Key to Evaluating Teachers: Ask Kids What They Think

Thomas Kane is professor of education and economics at the Harvard Graduate School of Education and faculty director of the Center for Education Policy Research, which works with states and municipalities to evaluate educational policies. He recently partnered with the Bill and Melinda Gates Foundation on the “Measures of Effective Teaching” (or MET) project, which was intended to develop metrics capable of determining which teachers are faring better than others, and to determine what factors help determine success. He recently wrapped up a randomized study with MET that identified a number of factors associated with quality teaching. We spoke on the phone Feb. 1; a lightly edited transcript follows.

Dylan Matthews: Tell me a bit about how this study differs from the rest of the literature around standardized testing.

Thomas Kane: So for 40 years, we have known that when similar students enter different teachers’ classrooms, they come out with very different achievement. For 40 years we have designed our education policies as though that weren’t true. Very few of those differences had anything to do with teachers’ paper credentials, yet that’s the only thing that state and local policies focused on. They only focused on paper credentials, and they didn’t systematically try to evaluate performance on the job for teachers.

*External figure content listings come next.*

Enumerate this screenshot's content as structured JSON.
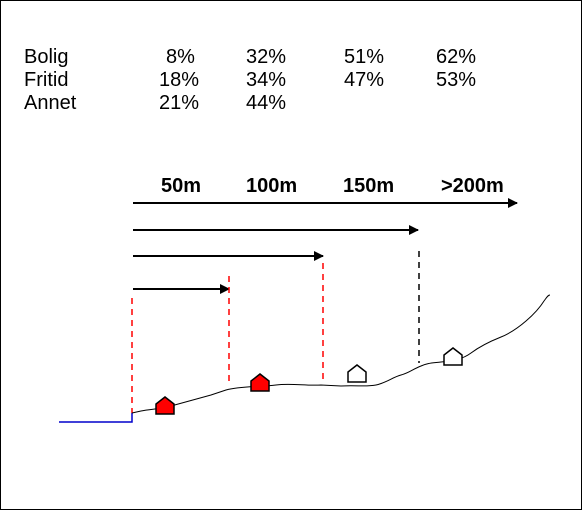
{
  "table": {
    "rows": [
      {
        "label": "Bolig",
        "values": [
          "8%",
          "32%",
          "51%",
          "62%"
        ]
      },
      {
        "label": "Fritid",
        "values": [
          "18%",
          "34%",
          "47%",
          "53%"
        ]
      },
      {
        "label": "Annet",
        "values": [
          "21%",
          "44%"
        ]
      }
    ]
  },
  "distances": [
    "50m",
    "100m",
    "150m",
    ">200m"
  ],
  "houses": [
    {
      "fill": "#ff0000"
    },
    {
      "fill": "#ff0000"
    },
    {
      "fill": "#ffffff"
    },
    {
      "fill": "#ffffff"
    }
  ],
  "colors": {
    "dash_red": "#ff0000",
    "dash_black": "#000000",
    "water_line": "#0000cc"
  }
}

The test scores, we knew, were just the most obvious manifestations of what is a difference in practice underneath, but nobody was systematically trying to find ways to measure those differences in practices. Quite the opposite. Most classroom observations were entirely perfunctory. Teachers, 98-plus percent of teachers, were given the same “satisfactory” rating, if their principal did an observation at all.

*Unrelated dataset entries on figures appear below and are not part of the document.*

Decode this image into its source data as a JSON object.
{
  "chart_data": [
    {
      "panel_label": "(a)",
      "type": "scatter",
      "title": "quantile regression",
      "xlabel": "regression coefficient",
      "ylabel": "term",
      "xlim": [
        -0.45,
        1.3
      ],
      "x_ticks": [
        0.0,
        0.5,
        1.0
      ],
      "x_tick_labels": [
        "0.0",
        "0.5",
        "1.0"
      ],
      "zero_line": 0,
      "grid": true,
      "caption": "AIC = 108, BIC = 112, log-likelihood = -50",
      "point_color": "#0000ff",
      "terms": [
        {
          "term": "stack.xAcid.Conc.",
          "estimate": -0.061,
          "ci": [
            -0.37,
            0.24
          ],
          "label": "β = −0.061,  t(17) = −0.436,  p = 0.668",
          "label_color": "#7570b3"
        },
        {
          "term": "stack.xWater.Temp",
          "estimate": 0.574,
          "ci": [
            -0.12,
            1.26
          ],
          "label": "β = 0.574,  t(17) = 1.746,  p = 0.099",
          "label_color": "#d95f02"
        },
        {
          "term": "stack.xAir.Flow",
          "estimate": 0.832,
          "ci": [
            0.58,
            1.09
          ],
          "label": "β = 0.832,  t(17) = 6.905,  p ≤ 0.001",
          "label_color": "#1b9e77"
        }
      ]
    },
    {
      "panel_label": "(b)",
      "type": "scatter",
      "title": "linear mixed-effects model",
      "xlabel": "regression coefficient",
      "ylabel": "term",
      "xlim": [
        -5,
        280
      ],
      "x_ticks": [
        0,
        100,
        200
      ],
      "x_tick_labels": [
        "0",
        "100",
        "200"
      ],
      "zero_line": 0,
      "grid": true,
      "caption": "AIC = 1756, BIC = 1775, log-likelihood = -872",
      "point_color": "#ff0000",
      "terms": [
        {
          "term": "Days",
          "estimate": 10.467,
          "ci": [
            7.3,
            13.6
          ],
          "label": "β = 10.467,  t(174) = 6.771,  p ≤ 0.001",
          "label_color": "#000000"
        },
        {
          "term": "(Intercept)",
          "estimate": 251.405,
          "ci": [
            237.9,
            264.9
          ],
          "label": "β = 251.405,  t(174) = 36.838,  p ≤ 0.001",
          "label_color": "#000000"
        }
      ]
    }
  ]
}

It was within that context that we said, “Let’s go out and try to identify some ways to identify effective teaching that help illuminate what’s going on with the difference in test scores.” We want to know that these are at least related to the magnitude of gains that teachers provide. So let’s do that in a way where we could develop measures that could be implemented widely. That was one of the advantages of trying to start with such a large scale [3,000 teachers]. If we had tried to do it with 250 or 200 teachers, we’d have something you could do on a small scale, not a large scale.

You asked how was this different. Before 2007, there were two feuding camps in the teacher effects world. There were the outcome, or value-added only, group, that tended to focus just on outcomes and say, “Look, the effort to try to measure practice is just opinions, and subjective, and hopeless. So let’s focus on the outcome data.” And then there were the folks who tended to focus on practice. There was an organization called the National Board for Professional Teaching Standards, where a teacher could submit videos, but there was actually a hesitance to include student achievement in any of those measures, for many reasons, many of them ideological.

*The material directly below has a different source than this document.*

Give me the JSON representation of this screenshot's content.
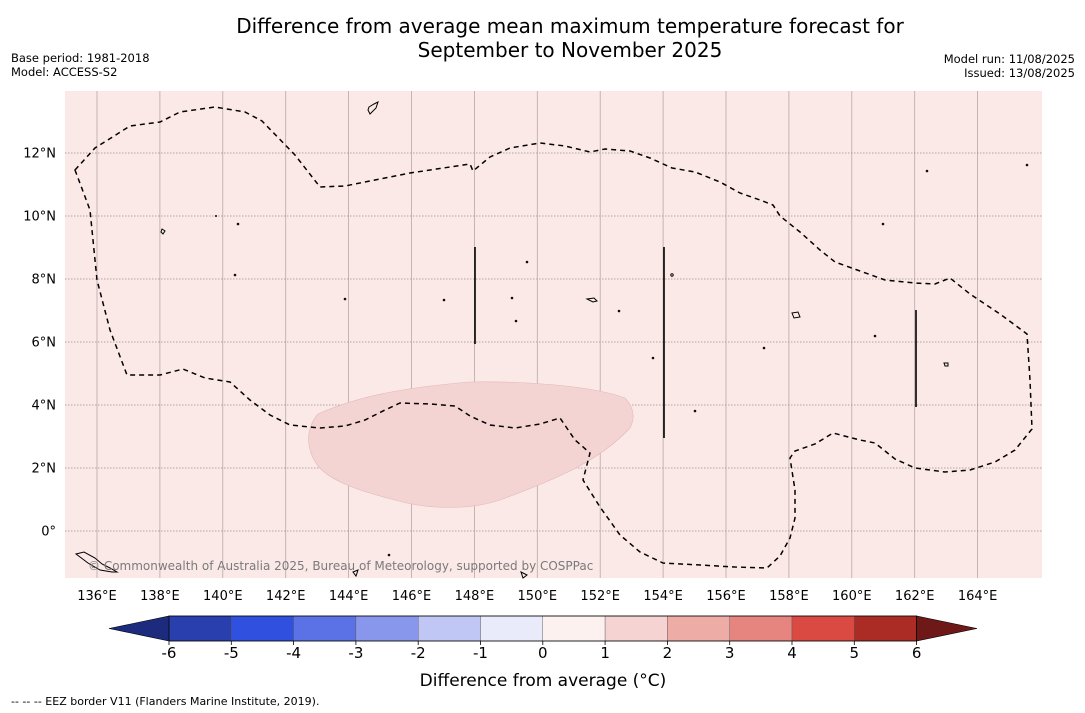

We tried to collect data from student surveys so that we might in the process bring together what had been very separate research. They were publishing in their own journals. To the extent that they were aware of what the others were doing, they were dismissive and critical of what others were doing. By creating this framework where we were using test score gains to validate practice-based measures, we were at least creating a common base for discussion.